- Origin: Washington, D.C.
- Genres: Alternative
- Years active: 1998–present
- Members: Vivion Chris Freddy Eddie John
- Website: http://www.juniperlane.com/

= Juniper Lane =

Juniper Lane is a five-piece rock band from the Washington, DC area. The Washington Post has referred to Juniper Lane as "the total package," playing "polished, radio-ready rock." Washington, D.C.'s entertainment magazine, OnTap, described Juniper Lane's music as being "ready to kick radio and live ass."

The band was founded by vocalist/pianist, Vivion, and guitarist, Chris, who met in college at the University of Virginia and started writing music together after graduating and moving to Washington, D.C. Soon after, the band grew to include drummer Eddie, and bassist Freddy. In 2008, John joined the band. Their debut album, Counting, was released in 1999 and was followed up with Tightrope and Sirens From a Mile Back. Following the release of Sirens, Vivion was involved in a nearly fatal rock-climbing accident. After her recovery, Juniper Lane returned to the studio to record Wake From Yourself, which was released at a sold-out CD release show at the 9:30 Club in 2007.

In July 2008, Coldplay chose Juniper Lane to open for them at the Verizon Center in Washington, DC on August 3, 2008. In 2011, Juniper Lane released an EP of the opening set, showcasing the band's powerful live performance.

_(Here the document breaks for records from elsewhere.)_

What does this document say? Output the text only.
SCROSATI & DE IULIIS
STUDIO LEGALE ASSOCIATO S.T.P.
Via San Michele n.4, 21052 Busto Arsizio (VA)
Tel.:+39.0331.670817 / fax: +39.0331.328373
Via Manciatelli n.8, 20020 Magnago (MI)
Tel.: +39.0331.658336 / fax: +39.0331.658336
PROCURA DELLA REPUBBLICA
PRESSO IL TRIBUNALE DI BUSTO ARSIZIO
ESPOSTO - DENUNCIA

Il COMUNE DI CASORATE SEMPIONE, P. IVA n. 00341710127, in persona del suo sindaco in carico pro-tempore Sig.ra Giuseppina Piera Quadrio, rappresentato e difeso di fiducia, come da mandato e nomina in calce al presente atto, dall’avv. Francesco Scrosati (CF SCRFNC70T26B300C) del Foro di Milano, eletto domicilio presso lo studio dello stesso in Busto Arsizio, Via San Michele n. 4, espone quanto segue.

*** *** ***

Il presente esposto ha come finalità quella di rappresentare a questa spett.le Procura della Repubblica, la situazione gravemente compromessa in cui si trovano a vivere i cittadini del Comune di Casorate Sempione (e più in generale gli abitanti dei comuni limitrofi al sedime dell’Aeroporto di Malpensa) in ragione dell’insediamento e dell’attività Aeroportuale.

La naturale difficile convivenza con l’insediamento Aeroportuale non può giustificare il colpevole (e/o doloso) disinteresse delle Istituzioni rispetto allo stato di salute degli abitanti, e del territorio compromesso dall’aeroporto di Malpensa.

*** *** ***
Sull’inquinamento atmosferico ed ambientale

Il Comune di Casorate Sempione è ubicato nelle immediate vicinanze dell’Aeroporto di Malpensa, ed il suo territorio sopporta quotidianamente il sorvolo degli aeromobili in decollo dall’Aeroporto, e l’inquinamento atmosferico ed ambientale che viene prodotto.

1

The EP includes several stand out tracks from "Wake From Yourself," as well as a newly released B-Side, "Static," mixed by Paul David Hager.

As a result of the opportunity to open for Coldplay, famed mixer Michael Brauer (Coldplay, Paul McCartney, John Mayer, The Fray) mixed four new songs Juniper Lane recorded for their fifth album, "Standing on the White Line," with the final six songs of the record being mixed by Paul David Hager (Goo Goo Dolls, Jonas Brothers, Miley Cyrus) and Mitch Easter (R.E.M., Wilco, Suzanne Vega).. The band released the much anticipated "Standing on the White Line" on October 8, 2011.

Juniper Lane's music has been featured on MTV's The Hills, ESPN's Baseball Tonight and NCAA Women's Final Four Coverage. Their songs have also been added to SiriusXM Radio's Flight 26 and XMU channels and spun on commercial and college stations nationwide.

Juniper Lane has toured extensively on the East Coast, including shows at colleges, clubs, and venues such as the 9:30 Club, Recher Theatre, and DC's 99.1 HFStival, as well as performing in-studio for commercial radio and on live television. The band's song-writing has afforded them the opportunity to work with such industry professionals as mixer Michael Brauer, producer Ted Comerford (Zox, Army of Me), Joe Zook (Modest Mouse, Remy Zero, Liz Phair, Anna Nalick), Paul David Hager, and Mitch Easter (R.E.M., Wilco, Suzanne Vega).